HOW CHILDREN FAIL :Fear and Failure.
A year ago I was wondering how a child's fears might influence his strategies. This year's work has told me. The strategies of most of these kids have been consistently self- centered, self-protective, aimed above all else at avoiding trouble, embarrassment, punishment, disapproval, or loss of status. This is particularly true of the ones who have had a tough time in school. When they get a problem, I can read their thoughts on their faces, I can almost hear them, "Am I going to get this right? Probably not; what'll happen to me when I get it wrong? Will the teacher get mad? Will the other kids laugh at me? Will my mother and father hear about it? Will they keep me back this year? Why am I so dumb?" And so on.Even in the room periods, where I did all I could to make the work non-threatening, I was continually amazed and appalled to see the children hedging their bets, covering their losses in advance, trying to fix things so that whatever happened they could feel they had been right, or if wrong, no more wrong than anyone else. "I think it will sort of balance." They are fence-straddlers, afraid ever to commit themselves -- and at the age of ten. Playing games like Twenty Questions, which one might have expected them to play for fun, many of them were concerned only to put up a good front, to look as if they knew what they were doing, whether they did or not.

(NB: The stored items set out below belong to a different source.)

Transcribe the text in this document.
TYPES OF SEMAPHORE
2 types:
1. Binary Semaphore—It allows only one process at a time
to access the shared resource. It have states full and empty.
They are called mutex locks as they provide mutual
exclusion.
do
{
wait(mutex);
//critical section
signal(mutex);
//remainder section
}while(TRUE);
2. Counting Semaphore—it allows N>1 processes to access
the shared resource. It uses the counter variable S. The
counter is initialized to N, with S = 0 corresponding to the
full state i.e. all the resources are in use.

These self-limiting and self-defeating strategies are dictated, above all else, by fear. For many years I have been asking myself whv intelligent children act unintelligently at school. The simple answer is, "Because they're scared." I used to suspect that children's defeatism had something to do with their bad work in school, but I thought I could clear it away with hearty cries of "Onward! You can do it!" What I now see for the first time is the mechanism by which fear destroys intelligence, the way it affects a child's whole way of looking at, thinking about, and dealing with life. So we have two problems, not one: to stop children from being afraid, and then to break them of the bad thinking habits into which their fears have driven them.
What is most surprising of all is how much fear there is in school. Why is so little said about it? Perhaps most people do not recognize fear in children when they see it. They can read the grossest signs of fear; they know what the trouble is when a child clings howling to his mother; but the subtler signs of fear escape them. It is these signs, in children's faces, voices, and gestures, in their movements and ways of working, that tell me plainly that most children in school are scared most of the time, many of them very scared. Like good soldiers, they control their fears, live with them, and adjust themselves to them. But the trouble is, and here is a vital difference between school and war, that the adjustments children make to their fears are almost wholly bad, destructive of their intelligence and capacity. The scared fighter may be the best fighter, but the scared learner is always a poor learner.